Looking at the output below, we can see that the number of pubs significantly predicts mortality, t(6) = 3.33, p = 0.016. The positive beta value (0.806) indicates a positive relationship between number of pubs and death rate in that, the more pubs in an area, the higher the rate of mortality (as we would expect). The value of 𝑅2 tells us that number of pubs accounts for 64.9% of the variance in mortality rate – that’s over half!

Model Summary - mortality
Model R Adjusted R² RMSE
M₀ 0.000 0.000 0.000 2915.476
M₁ 0.806 0.649 0.591 1864.431
Note.  M₁ includes pubs
ANOVA
Model   Sum of Squares df Mean Square F p
M₁ Regression 3.864×10+7 1 3.864×10+7 11.117 0.016
  Residual 2.086×10+7 6 3.476×10+6  
  Total 5.950×10+7 7  
Note.  M₁ includes pubs
Note.  The intercept model is omitted, as no meaningful information can be shown.
Coefficients
95% CI
Model   Unstandardized Standard Error Standardized t p Lower Upper
M₀ (Intercept) 4750.000 1030.776 4.608 0.002 2312.601 7187.399
M₁ (Intercept) 3351.955 781.236 4.291 0.005 1440.341 5263.570
  pubs 14.339 4.301 0.806 3.334 0.016 3.816 24.862
Bootstrap Coefficients
95% CI*
Model   Unstandardized Bias Standard Error p* Lower Upper
M₀ (Intercept) 4625.000 -9.250 948.008 < .001 3125.000 6750.000
M₁ (Intercept) 2890.632 -1098.015 1723.410 0.105 -7.375×10-13 5934.906
  pubs 15.005 28.718 40.819 NaN 8.288 100.000
Note.  Bootstrapping based on 1000 replicates.

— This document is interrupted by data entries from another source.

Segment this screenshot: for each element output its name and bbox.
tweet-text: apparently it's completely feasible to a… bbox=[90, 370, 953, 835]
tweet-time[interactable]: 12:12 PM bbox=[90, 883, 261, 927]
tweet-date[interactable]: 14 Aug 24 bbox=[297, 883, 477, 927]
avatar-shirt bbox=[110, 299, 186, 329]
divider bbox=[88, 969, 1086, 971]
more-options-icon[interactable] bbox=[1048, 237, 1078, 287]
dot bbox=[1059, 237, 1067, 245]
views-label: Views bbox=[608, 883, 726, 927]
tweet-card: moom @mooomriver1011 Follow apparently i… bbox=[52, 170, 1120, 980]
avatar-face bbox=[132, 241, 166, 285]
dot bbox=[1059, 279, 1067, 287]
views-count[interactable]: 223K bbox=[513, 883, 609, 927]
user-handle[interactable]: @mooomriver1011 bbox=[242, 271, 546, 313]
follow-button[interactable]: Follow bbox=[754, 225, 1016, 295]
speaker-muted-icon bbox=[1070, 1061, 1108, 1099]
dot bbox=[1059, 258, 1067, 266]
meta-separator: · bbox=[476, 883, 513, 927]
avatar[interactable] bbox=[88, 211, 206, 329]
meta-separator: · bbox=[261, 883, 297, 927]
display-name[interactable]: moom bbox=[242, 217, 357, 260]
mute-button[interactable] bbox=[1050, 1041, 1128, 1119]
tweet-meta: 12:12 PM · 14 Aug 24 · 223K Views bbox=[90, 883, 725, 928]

Note.  Coefficient estimate is based on the median of the bootstrap distribution.
Note.  Some bootstrap results could not be computed.
* Bias corrected accelerated.

Bootstrap Coefficients shows that the bootstrapped confidence intervals are both positive values – they do not cross zero (8.288, 100.00). Assuming this interval is one of the 95% that contain the population value then it appears that there is a positive and non-zero relationship between number of pubs in an area and its mortality rate.